Automne 1915
On aurait annoncé dans les journaux que la lutte au front
s'intensifiait. Certaines nuits, alors que le vent aurait soufflé de
l'est, dans le silence de la nuit de Paris, pendant que j'aurais épié
cette quiétude inquiète, j'aurais pu croire entendre très assourdi le
bruit du canon, l'éclat de bombe. On aurait su qu'un jour la ville
serait sous les tirs ennemis, que la fête triste et oublieuse, par
instants, serait gâchée par un obus. J'aurais marché dans la nuit pour
respirer. Dans l'atmosphère bizarre de calme qui savait que la mort
sévissait à quelques pas, j'aurais tenté d'écrire. Il m'aurait fallu
m'évader par instants de mon bureau. La mort m'aurait épargné et je
serai revenu à Paris. Nous aurions été plusieurs à errer ainsi, ne
pouvant servir qu'à ce rôle qui fut dévolu aux temps des Invasions aux
moines lettrés.
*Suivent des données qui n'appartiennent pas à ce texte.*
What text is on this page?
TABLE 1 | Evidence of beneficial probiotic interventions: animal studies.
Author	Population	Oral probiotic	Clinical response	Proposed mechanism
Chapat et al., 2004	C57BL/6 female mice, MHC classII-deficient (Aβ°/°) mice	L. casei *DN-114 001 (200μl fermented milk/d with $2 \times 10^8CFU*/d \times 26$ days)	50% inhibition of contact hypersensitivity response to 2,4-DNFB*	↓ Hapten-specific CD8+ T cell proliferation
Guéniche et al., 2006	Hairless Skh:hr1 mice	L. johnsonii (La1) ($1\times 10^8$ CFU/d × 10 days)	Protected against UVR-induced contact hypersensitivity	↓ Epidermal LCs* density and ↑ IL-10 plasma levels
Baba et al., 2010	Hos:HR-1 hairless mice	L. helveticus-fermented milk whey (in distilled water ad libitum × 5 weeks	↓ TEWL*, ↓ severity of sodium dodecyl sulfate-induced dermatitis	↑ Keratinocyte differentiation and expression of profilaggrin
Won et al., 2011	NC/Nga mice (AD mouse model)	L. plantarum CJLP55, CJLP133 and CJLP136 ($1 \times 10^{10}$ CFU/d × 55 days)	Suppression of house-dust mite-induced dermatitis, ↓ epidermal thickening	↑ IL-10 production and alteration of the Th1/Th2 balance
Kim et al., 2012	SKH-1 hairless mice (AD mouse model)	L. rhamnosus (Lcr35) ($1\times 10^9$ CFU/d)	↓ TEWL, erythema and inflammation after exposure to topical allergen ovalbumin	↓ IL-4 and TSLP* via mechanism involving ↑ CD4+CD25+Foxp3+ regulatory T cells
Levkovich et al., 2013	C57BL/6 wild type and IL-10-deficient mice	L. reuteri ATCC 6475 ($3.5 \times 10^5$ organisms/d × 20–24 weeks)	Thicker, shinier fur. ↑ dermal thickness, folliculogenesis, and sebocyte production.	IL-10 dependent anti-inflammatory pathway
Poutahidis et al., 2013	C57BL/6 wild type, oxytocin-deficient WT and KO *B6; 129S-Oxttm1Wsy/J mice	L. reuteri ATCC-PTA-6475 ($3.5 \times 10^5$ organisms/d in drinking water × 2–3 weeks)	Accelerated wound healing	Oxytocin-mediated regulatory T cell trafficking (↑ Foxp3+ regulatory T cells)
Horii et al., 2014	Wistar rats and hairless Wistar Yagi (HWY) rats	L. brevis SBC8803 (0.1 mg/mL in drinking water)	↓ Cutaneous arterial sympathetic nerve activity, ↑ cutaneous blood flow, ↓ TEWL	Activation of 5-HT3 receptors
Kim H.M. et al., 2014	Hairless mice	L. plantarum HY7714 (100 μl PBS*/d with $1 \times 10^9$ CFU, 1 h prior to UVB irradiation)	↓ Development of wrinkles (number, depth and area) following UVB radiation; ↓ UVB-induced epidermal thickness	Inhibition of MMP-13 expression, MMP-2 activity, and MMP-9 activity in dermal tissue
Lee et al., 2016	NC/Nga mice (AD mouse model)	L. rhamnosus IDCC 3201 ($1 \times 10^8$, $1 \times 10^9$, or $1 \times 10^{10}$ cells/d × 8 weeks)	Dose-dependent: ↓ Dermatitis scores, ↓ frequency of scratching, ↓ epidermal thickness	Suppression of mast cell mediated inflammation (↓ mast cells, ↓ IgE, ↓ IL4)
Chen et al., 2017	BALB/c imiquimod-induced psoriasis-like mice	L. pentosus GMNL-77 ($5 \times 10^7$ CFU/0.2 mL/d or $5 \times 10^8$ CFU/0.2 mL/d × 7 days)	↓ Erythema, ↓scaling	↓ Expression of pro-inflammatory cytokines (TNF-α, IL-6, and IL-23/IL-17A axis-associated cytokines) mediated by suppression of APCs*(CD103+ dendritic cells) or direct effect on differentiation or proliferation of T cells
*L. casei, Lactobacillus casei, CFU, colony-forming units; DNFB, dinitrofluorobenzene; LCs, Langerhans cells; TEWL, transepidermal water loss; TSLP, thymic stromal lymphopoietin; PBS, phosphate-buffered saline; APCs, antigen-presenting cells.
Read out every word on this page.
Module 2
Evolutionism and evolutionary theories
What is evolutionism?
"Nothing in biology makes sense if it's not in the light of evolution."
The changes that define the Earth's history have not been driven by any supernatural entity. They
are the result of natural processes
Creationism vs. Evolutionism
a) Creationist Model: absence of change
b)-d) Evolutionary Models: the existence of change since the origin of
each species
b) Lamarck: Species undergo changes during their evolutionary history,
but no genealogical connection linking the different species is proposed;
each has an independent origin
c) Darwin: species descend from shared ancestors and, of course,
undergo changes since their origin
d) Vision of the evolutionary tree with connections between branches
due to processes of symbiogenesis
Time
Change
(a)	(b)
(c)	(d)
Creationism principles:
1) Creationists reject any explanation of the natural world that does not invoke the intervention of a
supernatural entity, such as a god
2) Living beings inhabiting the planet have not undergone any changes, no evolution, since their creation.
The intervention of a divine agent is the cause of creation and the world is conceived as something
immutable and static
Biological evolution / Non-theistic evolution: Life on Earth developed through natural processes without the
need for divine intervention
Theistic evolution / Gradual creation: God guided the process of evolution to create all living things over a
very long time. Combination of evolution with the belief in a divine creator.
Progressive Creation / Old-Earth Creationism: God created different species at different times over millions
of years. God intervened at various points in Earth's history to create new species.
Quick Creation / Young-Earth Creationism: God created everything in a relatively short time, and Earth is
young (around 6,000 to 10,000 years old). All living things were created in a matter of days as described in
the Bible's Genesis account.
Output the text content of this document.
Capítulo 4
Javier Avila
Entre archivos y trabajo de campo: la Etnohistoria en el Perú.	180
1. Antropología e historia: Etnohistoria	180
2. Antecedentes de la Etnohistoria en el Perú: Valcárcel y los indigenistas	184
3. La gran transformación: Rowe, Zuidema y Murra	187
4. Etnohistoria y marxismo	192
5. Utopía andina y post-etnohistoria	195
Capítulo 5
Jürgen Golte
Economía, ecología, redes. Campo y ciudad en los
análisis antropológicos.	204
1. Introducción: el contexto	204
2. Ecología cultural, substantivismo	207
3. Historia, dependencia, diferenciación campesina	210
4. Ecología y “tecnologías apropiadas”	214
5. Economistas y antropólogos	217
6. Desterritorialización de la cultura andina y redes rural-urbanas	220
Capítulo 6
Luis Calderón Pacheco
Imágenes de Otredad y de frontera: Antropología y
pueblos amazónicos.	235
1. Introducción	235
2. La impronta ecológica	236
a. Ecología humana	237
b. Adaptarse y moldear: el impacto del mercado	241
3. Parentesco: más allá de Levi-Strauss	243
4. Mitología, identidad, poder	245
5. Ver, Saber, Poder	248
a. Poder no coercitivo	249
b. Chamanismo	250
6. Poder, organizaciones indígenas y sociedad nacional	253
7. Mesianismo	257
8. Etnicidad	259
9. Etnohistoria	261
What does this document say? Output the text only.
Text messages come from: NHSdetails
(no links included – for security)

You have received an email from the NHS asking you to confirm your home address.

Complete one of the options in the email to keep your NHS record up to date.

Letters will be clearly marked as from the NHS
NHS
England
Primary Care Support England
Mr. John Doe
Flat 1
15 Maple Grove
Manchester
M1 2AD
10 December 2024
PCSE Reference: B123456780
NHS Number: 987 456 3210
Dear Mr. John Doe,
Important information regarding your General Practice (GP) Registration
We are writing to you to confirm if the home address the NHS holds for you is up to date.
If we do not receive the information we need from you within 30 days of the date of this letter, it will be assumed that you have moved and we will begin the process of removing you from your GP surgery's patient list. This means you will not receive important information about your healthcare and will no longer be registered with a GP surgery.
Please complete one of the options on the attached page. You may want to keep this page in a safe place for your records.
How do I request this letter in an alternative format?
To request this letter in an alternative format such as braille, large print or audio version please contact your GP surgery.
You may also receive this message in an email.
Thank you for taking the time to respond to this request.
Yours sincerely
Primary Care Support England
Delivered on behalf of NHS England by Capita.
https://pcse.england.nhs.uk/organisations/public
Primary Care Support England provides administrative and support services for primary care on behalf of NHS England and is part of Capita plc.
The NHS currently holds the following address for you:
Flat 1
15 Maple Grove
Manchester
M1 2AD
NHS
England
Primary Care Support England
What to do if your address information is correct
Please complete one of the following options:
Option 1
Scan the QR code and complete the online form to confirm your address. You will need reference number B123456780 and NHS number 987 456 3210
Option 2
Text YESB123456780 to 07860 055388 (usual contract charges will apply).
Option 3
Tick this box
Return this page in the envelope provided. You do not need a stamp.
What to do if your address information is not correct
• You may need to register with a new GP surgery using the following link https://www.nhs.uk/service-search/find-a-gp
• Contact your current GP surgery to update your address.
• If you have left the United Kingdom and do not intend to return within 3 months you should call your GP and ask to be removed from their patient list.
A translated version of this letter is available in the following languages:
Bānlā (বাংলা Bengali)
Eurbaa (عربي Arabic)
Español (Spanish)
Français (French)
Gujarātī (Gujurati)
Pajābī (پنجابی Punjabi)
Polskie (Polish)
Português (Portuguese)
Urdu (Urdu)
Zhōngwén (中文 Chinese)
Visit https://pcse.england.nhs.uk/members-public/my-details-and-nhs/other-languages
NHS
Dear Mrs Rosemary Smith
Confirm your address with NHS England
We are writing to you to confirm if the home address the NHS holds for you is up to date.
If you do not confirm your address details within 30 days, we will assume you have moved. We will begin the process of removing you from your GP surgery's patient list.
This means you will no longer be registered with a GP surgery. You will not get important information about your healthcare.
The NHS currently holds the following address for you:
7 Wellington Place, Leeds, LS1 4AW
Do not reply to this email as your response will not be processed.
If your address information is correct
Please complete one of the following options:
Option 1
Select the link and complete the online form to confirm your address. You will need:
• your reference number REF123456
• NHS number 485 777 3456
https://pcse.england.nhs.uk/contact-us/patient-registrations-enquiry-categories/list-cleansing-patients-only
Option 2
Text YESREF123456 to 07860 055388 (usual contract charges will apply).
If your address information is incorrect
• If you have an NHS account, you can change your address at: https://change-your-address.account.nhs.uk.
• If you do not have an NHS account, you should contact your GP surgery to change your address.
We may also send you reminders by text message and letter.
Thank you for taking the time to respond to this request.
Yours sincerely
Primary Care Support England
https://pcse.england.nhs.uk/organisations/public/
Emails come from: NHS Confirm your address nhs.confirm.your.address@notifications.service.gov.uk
Pendant que l'orage des armes se serait acharné sans
s'exaspérer, on aurait composé ou écrit, mais en allant chercher dans
l'ombre d'une porte, dans une chambre louée, la tendresse qui aurait
semblé avoir déserté le pays; étrange vie que l'attente du feu ou de la
paix, qui se serait égarée dans les rues sombres de Paris.
Je cueille une dernière rose dans l'automne.